According to The Telegraph, an 89-year-old German woman, Ursula Haverbeck a.k.a. “Nazi-Grandma,” has been condemned for claiming that the murder of Jews at Auschwitz was not “historically proven.” The German Constitutional Court is quoted as declaring (I hope the substance of the translation is better than its grammar):

The dissemination of untrue and deliberately false statements of fact can not [sic] contribute to the development of public opinion and thus do [sic] not fall in the remits of protection for free speech.

The denial of the Nazi genocide goes beyond the limits of the peacefulness of public debate and threatens public peace.

Libération, a French leftist daily, also reports the court decision.

Like many—it must be 99% of mankind—I have never done any serious research on the Holocaust. Over the years, I read a number of newspaper or magazine stories and saw some photographs. The only book I read thoroughly was Christopher Browning’s Ordinary Men (HarperCollins, 1992), a very troubling book, which was translated in French and published by a Paris publisher I was associated with. I also skimmed through a negationist book published in Toronto by negationist Ernest Zündel, Did Six Million Really Die: Report of the Evidence in the Canadian ‘False News’ Trial of Ernst Zündel – 1988. The book was prefaced by another negationist, Robert Faurisson, an ex-professor of literature at the Université de Lyon in France.


With such cursory information, how can I believe that the Holocaust happened roughly the way it is generally described? The main reason is that I know the topic has been debated for decades and that, on the free market for ideas, negationism lost. Very, very few credible people who have studied the history of the Holocaust, if any, support the claims of Haverbeck or Zündel.

Right now, a rational belief in the Holocaust depends mainly on the survival of free speech in America. It is still a risky freedom, as the topic is not exactly the ideal research choice for a young historian, except if he knows his conclusion in advance. But government at least stays out of it. If denial of the Holocaust were also criminalized in America, imagine what the situation would be in another half century. We would have no serious reasons to believe that the Holocaust ever happened. The starting point of the economics of Holocaust beliefs is that information is costly. So it is often rational to believe the ideas that have survived the test of debates. Provided there are free debates. Here as elsewhere, free competition is good. On the Holocaust, the debate was free for many decades; now, it is probably only in America that it remains free, that is, not censored by government. Witness, the cases of Haverbeck, Zündel, and Faurisson, all prosecuted for their ideas during the last three decades.

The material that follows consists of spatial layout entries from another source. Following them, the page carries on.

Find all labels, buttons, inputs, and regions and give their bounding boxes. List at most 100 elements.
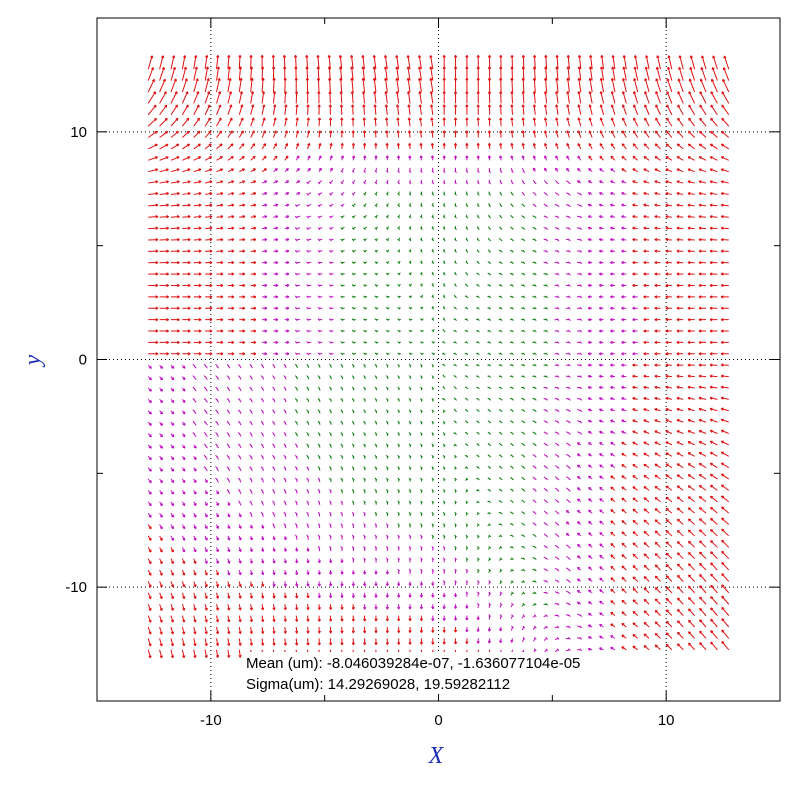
vector-arrow bbox=[554, 192, 560, 196]
vector-arrow bbox=[587, 295, 593, 299]
vector-arrow bbox=[215, 581, 220, 588]
vector-arrow bbox=[272, 420, 276, 426]
vector-arrow bbox=[396, 117, 400, 127]
vector-arrow bbox=[147, 558, 152, 565]
vector-arrow bbox=[521, 511, 526, 515]
vector-arrow bbox=[621, 646, 627, 651]
vector-arrow bbox=[272, 604, 276, 611]
vector-arrow bbox=[260, 489, 264, 494]
vector-arrow bbox=[543, 329, 548, 333]
vector-arrow bbox=[654, 363, 661, 367]
vector-arrow bbox=[431, 352, 436, 356]
vector-arrow bbox=[654, 249, 661, 253]
vector-arrow bbox=[193, 156, 202, 161]
vector-arrow bbox=[408, 534, 412, 540]
vector-arrow bbox=[227, 168, 235, 173]
vector-arrow bbox=[709, 462, 718, 469]
vector-arrow bbox=[587, 408, 593, 412]
vector-arrow bbox=[487, 54, 492, 70]
vector-arrow bbox=[284, 318, 290, 322]
vector-arrow bbox=[431, 615, 435, 621]
vector-arrow bbox=[710, 517, 718, 525]
vector-arrow bbox=[709, 260, 718, 265]
vector-arrow bbox=[205, 180, 213, 184]
vector-arrow bbox=[666, 104, 673, 115]
vector-arrow bbox=[577, 613, 583, 617]
vector-arrow bbox=[408, 155, 412, 161]
vector-arrow bbox=[521, 545, 526, 549]
vector-arrow bbox=[543, 143, 548, 150]
vector-arrow bbox=[420, 318, 424, 322]
vector-arrow bbox=[498, 523, 503, 526]
vector-arrow bbox=[543, 238, 548, 242]
vector-arrow bbox=[621, 340, 627, 345]
vector-arrow bbox=[261, 130, 266, 138]
vector-arrow bbox=[351, 523, 355, 528]
vector-arrow bbox=[721, 629, 730, 639]
vector-arrow bbox=[374, 626, 378, 634]
vector-arrow bbox=[532, 431, 537, 435]
vector-arrow bbox=[499, 104, 503, 115]
vector-arrow bbox=[408, 237, 412, 242]
vector-arrow bbox=[170, 478, 175, 484]
vector-arrow bbox=[676, 529, 684, 537]
vector-arrow bbox=[283, 581, 287, 587]
vector-arrow bbox=[216, 490, 219, 495]
vector-arrow bbox=[374, 397, 378, 402]
vector-arrow bbox=[420, 523, 423, 528]
vector-arrow bbox=[340, 604, 344, 610]
vector-arrow bbox=[294, 523, 298, 529]
vector-arrow bbox=[454, 557, 457, 562]
vector-arrow bbox=[487, 143, 492, 149]
vector-arrow bbox=[429, 91, 434, 104]
vector-arrow bbox=[699, 518, 707, 525]
vector-arrow bbox=[453, 130, 458, 138]
vector-arrow bbox=[283, 432, 287, 437]
vector-arrow bbox=[420, 409, 423, 413]
vector-arrow bbox=[521, 522, 526, 526]
vector-arrow bbox=[676, 226, 684, 230]
vector-arrow bbox=[272, 91, 277, 104]
vector-arrow bbox=[510, 130, 514, 138]
vector-arrow bbox=[338, 55, 343, 70]
vector-arrow bbox=[284, 226, 290, 230]
vector-arrow bbox=[193, 203, 202, 207]
vector-arrow bbox=[621, 634, 627, 639]
vector-arrow bbox=[227, 91, 233, 104]
vector-arrow bbox=[621, 385, 627, 390]
vector-arrow bbox=[193, 283, 202, 288]
vector-arrow bbox=[687, 340, 695, 345]
vector-arrow bbox=[203, 375, 208, 380]
vector-arrow bbox=[600, 66, 605, 81]
vector-arrow bbox=[699, 91, 707, 104]
vector-arrow bbox=[654, 385, 661, 389]
vector-arrow bbox=[687, 168, 695, 173]
vector-arrow bbox=[340, 523, 344, 529]
vector-arrow bbox=[676, 507, 684, 514]
vector-arrow bbox=[442, 271, 446, 276]
vector-arrow bbox=[237, 409, 242, 414]
vector-arrow bbox=[283, 443, 287, 448]
vector-arrow bbox=[373, 104, 377, 115]
vector-arrow bbox=[294, 250, 301, 253]
vector-arrow bbox=[699, 630, 707, 639]
vector-arrow bbox=[203, 397, 208, 403]
vector-arrow bbox=[239, 226, 246, 230]
vector-arrow bbox=[476, 443, 480, 447]
vector-arrow bbox=[521, 591, 526, 595]
vector-arrow bbox=[688, 78, 696, 93]
vector-arrow bbox=[499, 155, 503, 161]
vector-arrow bbox=[340, 117, 344, 127]
vector-arrow bbox=[654, 452, 661, 457]
vector-arrow bbox=[521, 409, 526, 413]
vector-arrow bbox=[577, 352, 583, 356]
vector-arrow bbox=[667, 66, 673, 81]
vector-arrow bbox=[260, 466, 265, 471]
vector-arrow bbox=[676, 156, 684, 161]
vector-arrow bbox=[643, 352, 650, 356]
vector-arrow bbox=[521, 534, 526, 538]
vector-arrow bbox=[181, 91, 189, 104]
vector-arrow bbox=[600, 55, 605, 70]
vector-arrow bbox=[442, 443, 446, 448]
vector-arrow bbox=[611, 55, 616, 70]
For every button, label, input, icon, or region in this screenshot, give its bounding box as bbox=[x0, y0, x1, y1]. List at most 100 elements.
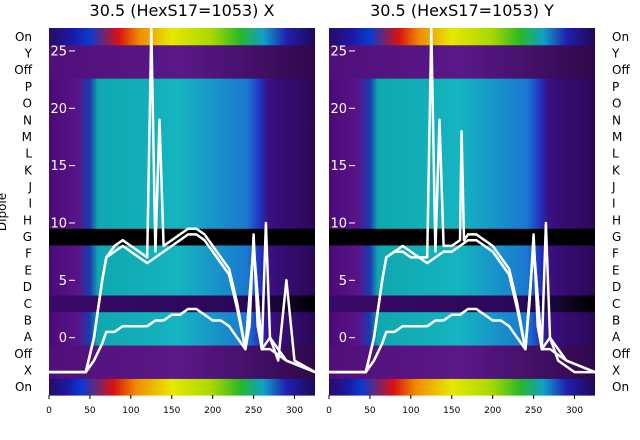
heatmap-row bbox=[49, 178, 315, 196]
row-label: L bbox=[25, 147, 32, 161]
x-tick-label: 100 bbox=[402, 406, 419, 416]
y-axis-label: Dipole bbox=[0, 193, 9, 231]
row-label: Off bbox=[14, 63, 32, 77]
y-tick-label: 15 bbox=[50, 159, 67, 174]
row-label: M bbox=[612, 130, 622, 144]
row-label: K bbox=[24, 163, 33, 177]
y-tick-labels: 0 5 10 15 20 25 bbox=[50, 44, 75, 346]
x-tick-label: 250 bbox=[245, 406, 262, 416]
row-label: J bbox=[27, 180, 32, 194]
x-tick-label: 50 bbox=[84, 406, 96, 416]
x-tick-labels: 0 50 100 150 200 250 300 bbox=[46, 395, 303, 416]
heatmap-row bbox=[49, 294, 315, 313]
heatmap-row bbox=[49, 128, 315, 146]
row-label: X bbox=[24, 363, 32, 377]
series-lines bbox=[329, 26, 596, 374]
heatmap-row bbox=[329, 211, 595, 229]
heatmap-row bbox=[49, 278, 315, 296]
heatmap-row bbox=[49, 28, 315, 46]
y-tick-labels: 0 5 10 15 20 25 bbox=[330, 44, 355, 346]
heatmap-row bbox=[49, 261, 315, 279]
heatmap-area bbox=[329, 28, 595, 396]
series-line bbox=[329, 244, 596, 374]
series-lines bbox=[49, 26, 316, 374]
x-tick-label: 100 bbox=[122, 406, 139, 416]
heatmap-row bbox=[49, 94, 315, 113]
row-label: H bbox=[23, 213, 32, 227]
row-label: E bbox=[24, 263, 32, 277]
y-tick-label: 15 bbox=[330, 159, 347, 174]
row-label: A bbox=[612, 330, 621, 344]
panel-title: 30.5 (HexS17=1053) X bbox=[90, 1, 275, 20]
heatmap-row bbox=[329, 228, 595, 246]
heatmap-area bbox=[49, 28, 315, 396]
heatmap-row bbox=[329, 244, 595, 263]
panel-title: 30.5 (HexS17=1053) Y bbox=[370, 1, 554, 20]
x-tick-label: 150 bbox=[163, 406, 180, 416]
heatmap-row bbox=[49, 194, 315, 213]
row-label: On bbox=[612, 30, 629, 44]
row-label: On bbox=[15, 380, 32, 394]
row-label: H bbox=[612, 213, 621, 227]
heatmap-row bbox=[49, 361, 315, 379]
row-label: D bbox=[612, 280, 621, 294]
y-tick-label: 10 bbox=[330, 216, 347, 231]
row-label: P bbox=[25, 80, 32, 94]
y-tick-label: 25 bbox=[330, 44, 347, 59]
heatmap-row bbox=[49, 44, 315, 62]
row-label: N bbox=[612, 113, 621, 127]
heatmap-row bbox=[49, 211, 315, 229]
heatmap-row bbox=[49, 61, 315, 79]
heatmap-row bbox=[329, 278, 595, 296]
y-tick-label: 10 bbox=[50, 216, 67, 231]
x-tick-label: 300 bbox=[286, 406, 303, 416]
heatmap-row bbox=[49, 228, 315, 246]
heatmap-row bbox=[329, 111, 595, 129]
y-tick-label: 5 bbox=[339, 274, 347, 289]
row-label: M bbox=[22, 130, 32, 144]
row-label: N bbox=[23, 113, 32, 127]
row-label: Off bbox=[612, 347, 630, 361]
heatmap-row bbox=[49, 111, 315, 129]
row-label: On bbox=[15, 30, 32, 44]
heatmap-row bbox=[49, 78, 315, 96]
row-label: I bbox=[28, 197, 32, 211]
row-label: J bbox=[611, 180, 616, 194]
row-label: F bbox=[25, 247, 32, 261]
y-tick-label: 0 bbox=[59, 331, 67, 346]
x-tick-label: 200 bbox=[204, 406, 221, 416]
row-label: I bbox=[612, 197, 616, 211]
row-label: B bbox=[612, 313, 620, 327]
row-label: X bbox=[612, 363, 620, 377]
row-label: G bbox=[612, 230, 621, 244]
row-label: Y bbox=[611, 47, 620, 61]
heatmap-row bbox=[49, 244, 315, 263]
series-line bbox=[49, 244, 316, 374]
row-label: On bbox=[612, 380, 629, 394]
heatmap-row bbox=[329, 261, 595, 279]
row-label: L bbox=[612, 147, 619, 161]
series-line bbox=[329, 26, 595, 374]
heatmap-row bbox=[329, 44, 595, 62]
panel-y: 30.5 (HexS17=1053) Y On X Off ABCDEFGHIJKLM… bbox=[326, 1, 630, 416]
row-label: P bbox=[612, 80, 619, 94]
row-label: Y bbox=[24, 47, 33, 61]
row-label: E bbox=[612, 263, 620, 277]
x-tick-label: 200 bbox=[484, 406, 501, 416]
x-tick-label: 300 bbox=[566, 406, 583, 416]
heatmap-row bbox=[329, 294, 595, 313]
series-line bbox=[49, 26, 316, 374]
y-tick-label: 25 bbox=[50, 44, 67, 59]
x-tick-label: 50 bbox=[364, 406, 376, 416]
row-label: G bbox=[23, 230, 32, 244]
heatmap-row bbox=[329, 78, 595, 96]
row-label: F bbox=[612, 247, 619, 261]
row-label: C bbox=[24, 297, 32, 311]
heatmap-row bbox=[329, 361, 595, 379]
row-label: Off bbox=[612, 63, 630, 77]
x-tick-label: 0 bbox=[326, 406, 332, 416]
row-label: D bbox=[23, 280, 32, 294]
row-label: B bbox=[24, 313, 32, 327]
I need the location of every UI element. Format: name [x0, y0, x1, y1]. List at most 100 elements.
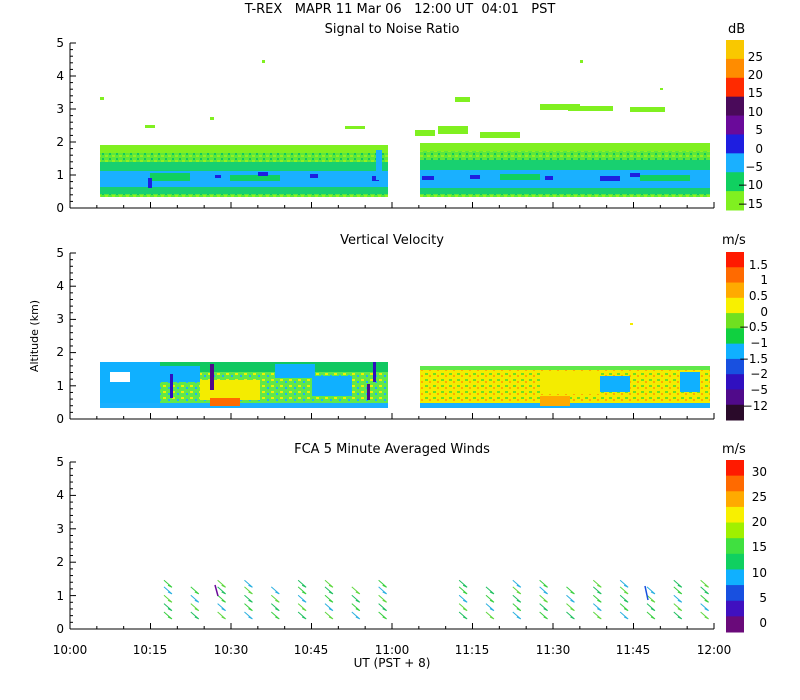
colorbar-swatch-10 — [726, 404, 744, 421]
panel3-y-tick-labels: 0 1 2 3 4 5 — [56, 455, 64, 636]
y-axis-label: Altitude (km) — [28, 300, 41, 372]
wind-barb-shaft — [566, 586, 575, 595]
colorbar-swatch-3 — [726, 297, 744, 314]
wind-barb-shaft — [592, 594, 602, 603]
cb3-label-1: 25 — [752, 490, 767, 504]
wind-barb-shaft — [217, 594, 226, 603]
panel2-colorbar-labels: 1.5 1 0.5 0 −0.5 −1 −1.5 −2 −5 −12 — [739, 258, 768, 413]
wind-barb-accent — [644, 585, 649, 601]
wind-barbs — [163, 579, 709, 620]
x-tick-1115: 11:15 — [455, 643, 490, 657]
wind-barb-shaft — [673, 603, 683, 612]
p2-y-tick-3: 3 — [56, 312, 64, 326]
wind-barb-shaft — [539, 579, 548, 588]
x-tick-labels: 10:00 10:15 10:30 10:45 11:00 11:15 11:3… — [53, 643, 732, 657]
p1-y-tick-1: 1 — [56, 168, 64, 182]
wind-barb-1019 — [163, 579, 173, 620]
cb3-label-2: 20 — [752, 515, 767, 529]
wind-barb-shaft — [673, 611, 683, 620]
wind-barb-shaft — [512, 586, 522, 595]
p1-y-tick-5: 5 — [56, 36, 64, 50]
wind-barb-1154 — [673, 579, 683, 620]
wind-barb-shaft — [270, 611, 280, 620]
wind-barb-shaft — [190, 603, 200, 612]
x-tick-1015: 10:15 — [133, 643, 168, 657]
wind-barb-1049 — [324, 579, 334, 620]
snr-data-field — [100, 60, 710, 197]
cb1-label-5: 0 — [755, 142, 763, 156]
wind-barb-1144 — [619, 579, 629, 620]
colorbar-swatch-4 — [726, 313, 744, 329]
colorbar-swatch-5 — [726, 328, 744, 345]
cb1-label-0: 25 — [748, 50, 763, 64]
colorbar-swatch-0 — [726, 40, 744, 60]
panel3-colorbar-unit: m/s — [722, 442, 746, 457]
axis-ticks — [69, 42, 715, 630]
wind-barb-shaft — [190, 586, 200, 595]
wind-barb-shaft — [539, 594, 548, 603]
wind-barb-shaft — [217, 579, 226, 588]
wind-barb-shaft — [217, 586, 226, 595]
wind-barb-shaft — [592, 611, 602, 620]
wind-barb-shaft — [378, 586, 387, 595]
wind-barb-shaft — [592, 603, 602, 612]
wind-barb-1054 — [351, 586, 361, 620]
cb2-label-2: 0.5 — [749, 289, 768, 303]
wind-barb-1139 — [592, 579, 602, 620]
panel3-title: FCA 5 Minute Averaged Winds — [294, 442, 490, 457]
colorbar-swatch-6 — [726, 553, 744, 570]
x-tick-1200: 12:00 — [697, 643, 732, 657]
colorbar-swatch-7 — [726, 172, 744, 192]
wind-barb-shaft — [458, 611, 468, 620]
wind-barb-shaft — [378, 611, 387, 620]
colorbar-swatch-7 — [726, 358, 744, 375]
cb1-label-8: −15 — [738, 197, 763, 211]
p3-y-tick-5: 5 — [56, 455, 64, 469]
panel1-colorbar — [726, 40, 744, 211]
wind-barb-1044 — [297, 579, 307, 620]
colorbar-swatch-3 — [726, 506, 744, 524]
colorbar-swatch-1 — [726, 475, 744, 492]
wind-barb-shaft — [539, 611, 548, 620]
wind-barb-shaft — [485, 611, 495, 620]
p2-y-tick-4: 4 — [56, 279, 64, 293]
colorbar-swatch-8 — [726, 374, 744, 390]
wind-barb-shaft — [700, 603, 709, 612]
x-axis-label: UT (PST + 8) — [354, 656, 431, 670]
wind-barb-shaft — [566, 603, 575, 612]
wind-barb-shaft — [619, 586, 629, 595]
p1-y-tick-2: 2 — [56, 135, 64, 149]
p2-y-tick-0: 0 — [56, 412, 64, 426]
wind-barb-shaft — [163, 611, 173, 620]
wind-barb-shaft — [351, 611, 361, 620]
wind-barb-shaft — [673, 594, 683, 603]
wind-barb-shaft — [619, 603, 629, 612]
colorbar-swatch-1 — [726, 58, 744, 79]
vv-data-field — [100, 323, 710, 408]
wind-barb-shaft — [485, 586, 495, 595]
wind-barb-shaft — [458, 594, 468, 603]
wind-barb-1149 — [646, 586, 656, 620]
wind-barb-shaft — [324, 579, 334, 588]
colorbar-swatch-6 — [726, 343, 744, 360]
panel3-colorbar — [726, 460, 744, 633]
x-tick-1130: 11:30 — [536, 643, 571, 657]
wind-barb-shaft — [297, 603, 307, 612]
cb3-label-5: 5 — [759, 591, 767, 605]
colorbar-swatch-4 — [726, 115, 744, 135]
p2-y-tick-5: 5 — [56, 246, 64, 260]
wind-barb-shaft — [512, 594, 522, 603]
wind-barb-1159 — [700, 579, 709, 620]
panel2-colorbar-unit: m/s — [722, 233, 746, 248]
p3-y-tick-3: 3 — [56, 522, 64, 536]
wind-barb-shaft — [539, 586, 548, 595]
panel2-colorbar — [726, 252, 744, 421]
colorbar-swatch-7 — [726, 569, 744, 586]
colorbar-swatch-2 — [726, 491, 744, 508]
wind-barb-accent — [214, 584, 219, 597]
wind-barb-shaft — [673, 579, 683, 588]
panel3-axes — [69, 462, 714, 630]
cb2-label-9: −12 — [743, 399, 768, 413]
colorbar-swatch-0 — [726, 460, 744, 477]
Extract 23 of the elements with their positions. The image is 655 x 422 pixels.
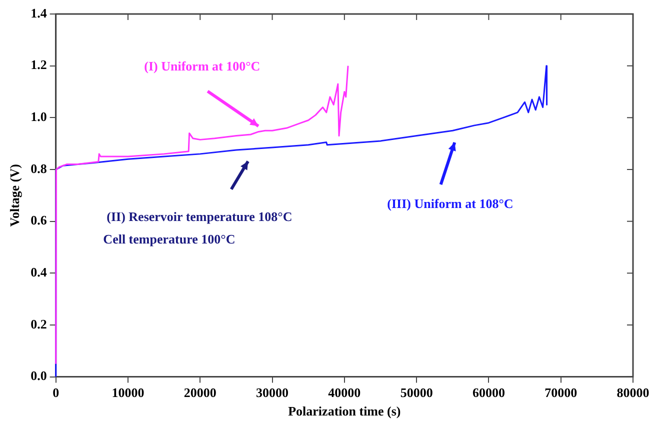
x-tick-label: 20000 [184, 384, 216, 400]
x-tick-label: 10000 [112, 384, 144, 400]
x-tick-label: 0 [52, 384, 60, 400]
y-tick-label: 0.2 [30, 316, 47, 332]
y-tick-label: 0.4 [30, 264, 48, 280]
annotation: Cell temperature 100°C [103, 232, 236, 247]
x-tick-label: 30000 [256, 384, 289, 400]
x-tick-label: 60000 [472, 384, 505, 400]
y-axis-title: Voltage (V) [7, 164, 22, 227]
x-axis-title: Polarization time (s) [288, 404, 401, 419]
x-tick-label: 50000 [400, 384, 433, 400]
y-tick-label: 1.4 [30, 5, 48, 20]
y-tick-label: 1.0 [30, 109, 47, 124]
x-tick-label: 80000 [616, 384, 650, 400]
annotation: (I) Uniform at 100°C [144, 58, 260, 74]
annotation: (II) Reservoir temperature 108°C [106, 208, 292, 224]
y-tick-label: 0.6 [30, 212, 48, 228]
annotation: (III) Uniform at 108°C [387, 196, 514, 211]
y-tick-label: 1.2 [30, 57, 47, 72]
y-tick-label: 0.0 [30, 368, 47, 384]
x-tick-label: 70000 [544, 384, 578, 400]
y-tick-label: 0.8 [30, 160, 48, 176]
x-tick-label: 40000 [328, 384, 361, 400]
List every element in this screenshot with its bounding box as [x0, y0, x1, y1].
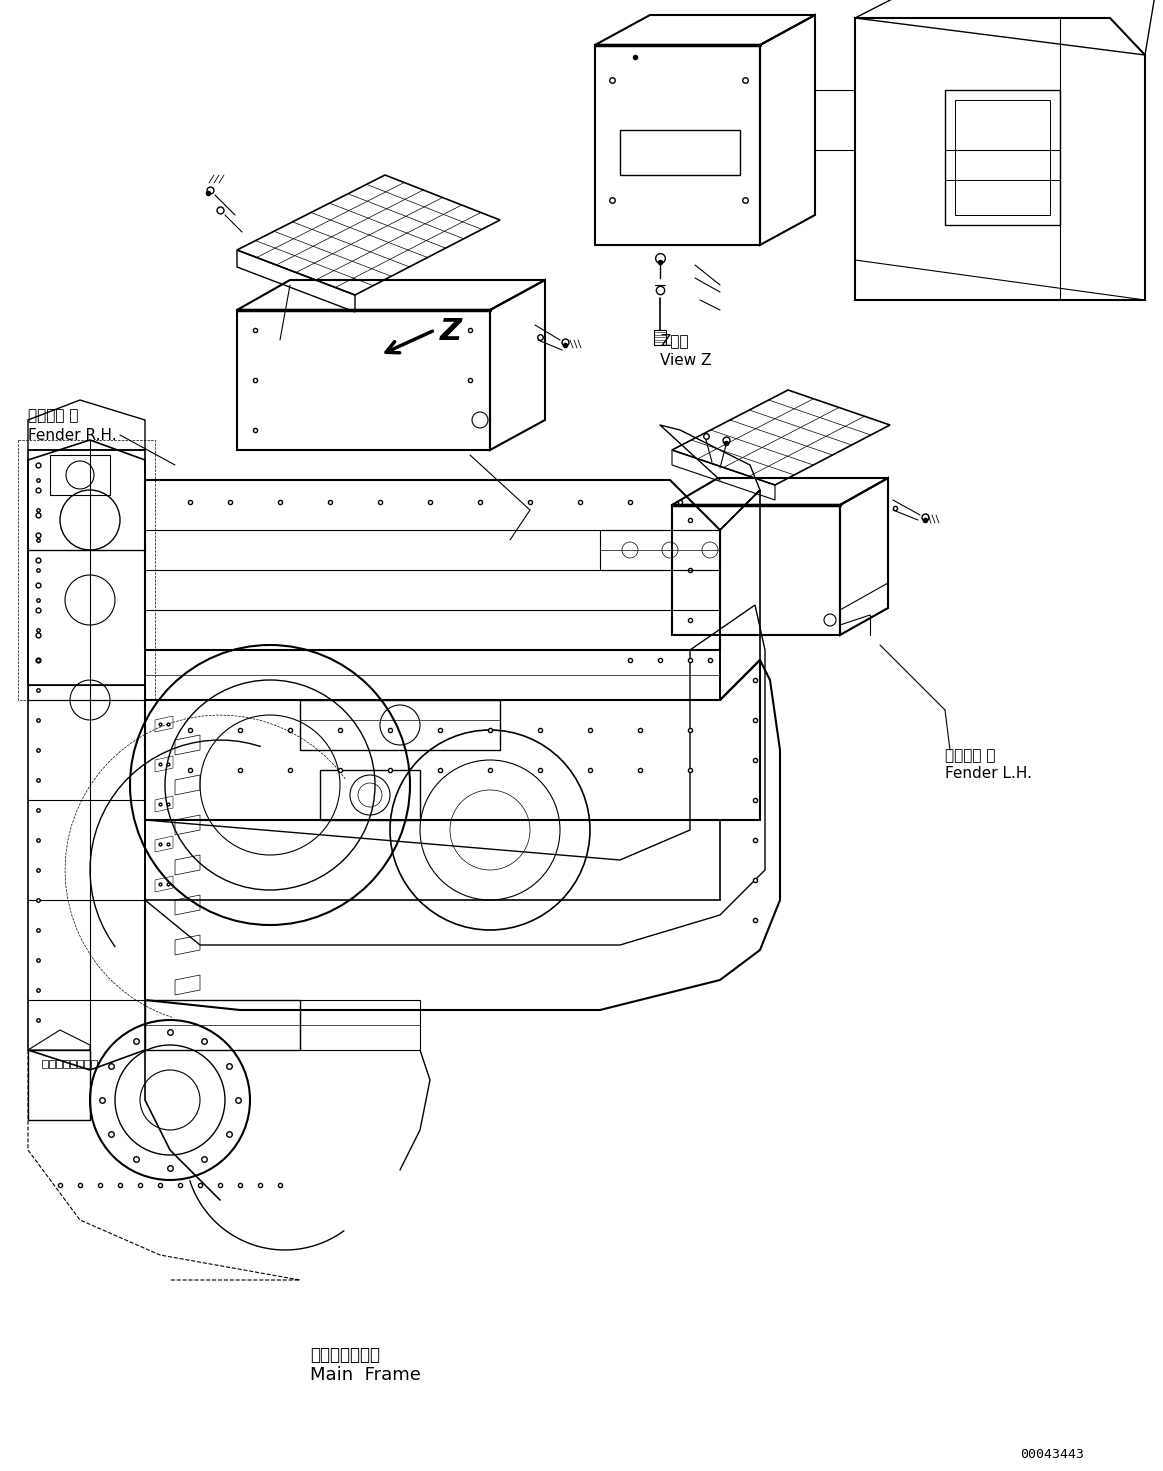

The absence of dissent, including by dissenters deemed cranks, is worse than their presence in the market.

In On Liberty (1869), John Stuart Mill made the same point:

If even the Newtonian philosophy were not permitted to be questioned, mankind could not feel as complete assurance of its truth as they now do. The beliefs which we have most warrant for, have no safeguard to rest on, but a standing invitation to the whole world to prove them unfounded. If the challenge is not accepted, or is accepted and the attempt fails, we are far enough from certainty still; but we have done the best that the existing state of human reason admits of; we have neglected nothing that could give the truth a chance of reaching us: if the lists are kept open, we may hope that if there be a better truth, it will be found when the human mind is capable of receiving it; and in the meantime we may rely on having attained such approach to truth, as is possible in our own day. This is the amount of certainty attainable by a fallible being, and this the sole way of attaining it.

It is depressing that many our contemporaries have forgotten this, naïvely trusting the state to tell them what is true.